Pharmaceutical Robotics Require Careful Assessment
"The automated pharmacy streamlines medication delivery from prescription to patient," Paulsen says. "It was important to develop a system that is integrated from end to end. Each step in safe, effective medication therapy—from determining the most appropriate drug for an individual patient to administering it—is contingent on the other."
The new pharmacy currently serves UCSF hospitals at Parnassus (568 licensed beds) and Mount Zion (91 licensed beds) and has the capacity to dispense medications for the new UCSF Medical Center at Mission Bay (289 licensed beds), scheduled to open in early 2015. As the phase-in continues, additional steps in the process will be eliminated as doctors begin inputting prescriptions directly into computers this year.
Once computers at the new pharmacy electronically receive medication orders from UCSF physicians and pharmacists, the robotic system will pick, package, and dispense individual doses of pills. Machines assemble doses onto a bar-coded thin plastic ring that contains all of a patient's medications for a 12-hour period. Nurses use bar-code readers to scan the medication at the bedside, verifying it is the correct dosage for the patient.
The automated system also compounds sterile preparations of chemotherapy and nonchemotherapy doses and fills IV syringes or bags with the medications. An automated inventory management system keeps track of all the products, and one refrigerated and two nonrefrigerated automated pharmacy warehouses provide storage and retrieval of medications and supplies.
Antrum cautions that hospital leaders should assess how the robotic system affects the entire process, not just the mechanical filling of the prescription. That means gauging how the use of robotics affects the delivery of medications, accuracy, and the ultimate effect on patient care, she says. She also recommends getting the end user involved in the development process.

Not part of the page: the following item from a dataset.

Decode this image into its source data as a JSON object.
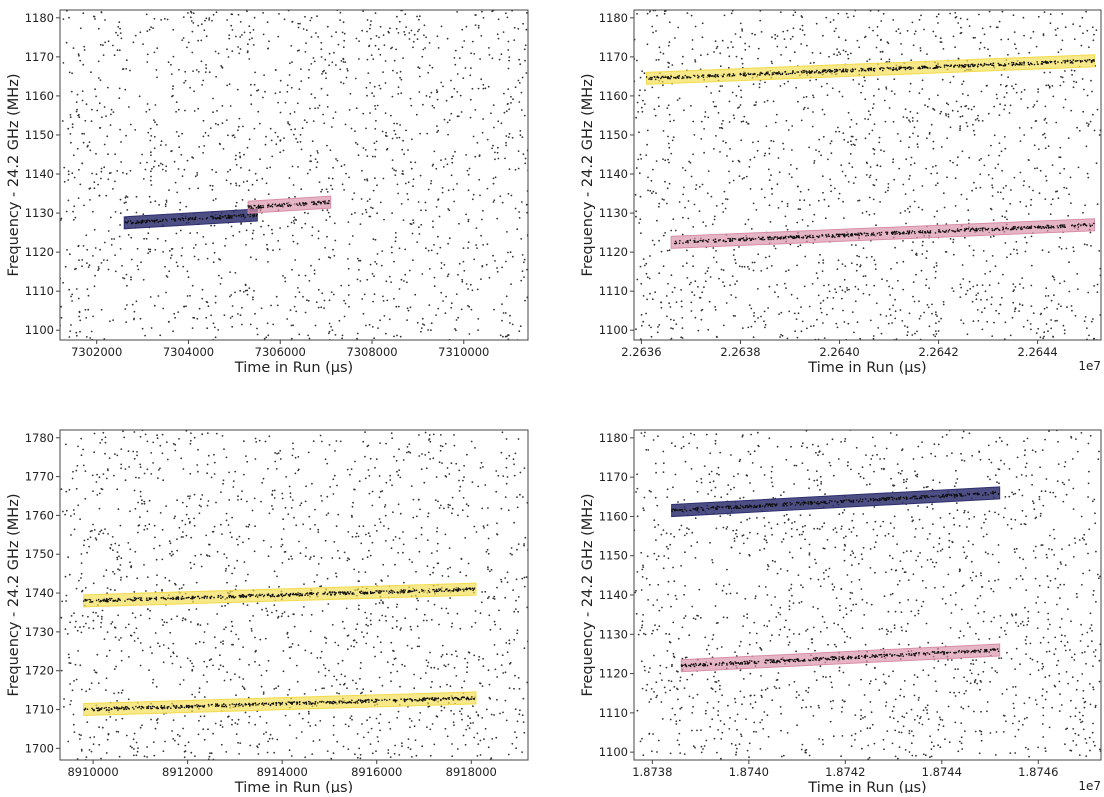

"The main thing we've learned is that you have to figure in the culture of your workplace," Antrum says. "You have to start looking at your processes first and determining how to change them with the addition of this robotic system, rather than introducing the system and then thinking people will adapt their processes. It is vitally important to consider the workarounds that people have built into the system in order to get things done."
Training will be necessary, and Antrum cautions that the manufacturer's training may not be sufficient. The number of people you train also will be an important decision. Some providers may elect to train only certain pharmacy technicians and authorize them to use the robotics, and others will open the training to all pharmacy staff.